There's no reason -- zero -- to think that any additional spam would
ever be arriving that claimed to be from that sender, as there's a
near-infinite choice for them to use.  Don't waste your time, and don't
waste my machine's CPU cycles.  

(When I find that sort of junk in Mailman's rules for any list, I
retroactively remove it.)

Here's an amusing bit:  My MTA's rejection of spam is good enough that
most Mailman summary-of-held-mail reminder mails _don't reach me_ -- as
the summaries trigger filters, seeming way too spammy.  About once every
two weeks, SVLUG's Mailman instance decides my 'bounce score' for those
reminder mails is so high that it suspends delivery and advises me I'll
cease getting them in 14 weeks if I don't reconfirm that my mailbox is
still deliverable -- because it perceives each of my MTAs '551 Die
spammer die' rejections as a 'bounce'.

I could prevent this by whitelisting Mailman's sender at the level of
my MTA, but instead just re-enable delivery occasionally.

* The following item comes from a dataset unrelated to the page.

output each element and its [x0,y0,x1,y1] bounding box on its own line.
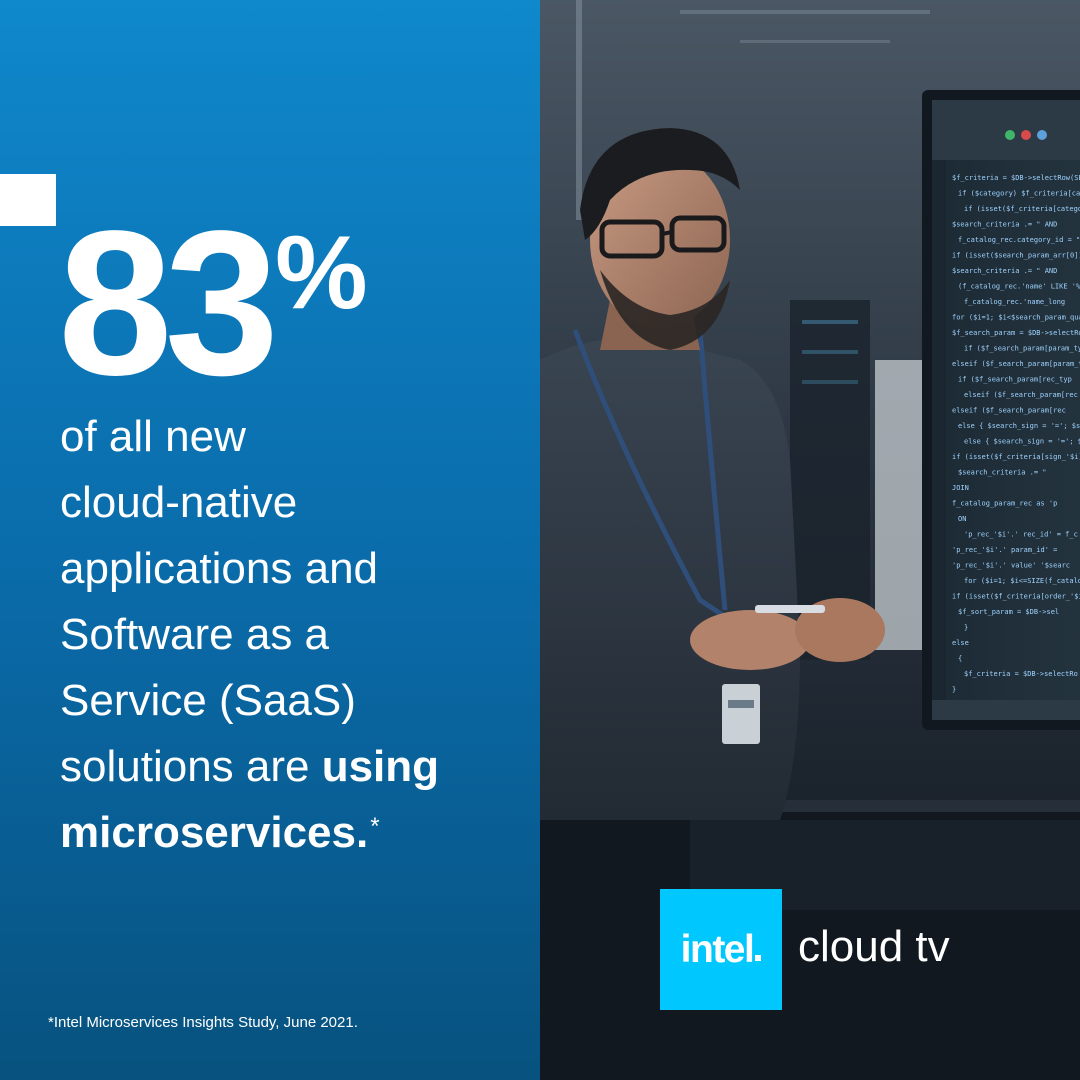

Anyway, summary:  You as the designer and operator of a machine not only
doing full-service SMTP but also running an MLM are going to get caught
in the crossfire of the spam war.  Expect it.  Be prepared to be
flexible in some cases (whitelisting) but in other cases to draw the
line and say 'no'.  And know that all antispam tricks have both costs
and limits in their effectiveness.

Welcome to the trenches.  Try not to get shot by either side.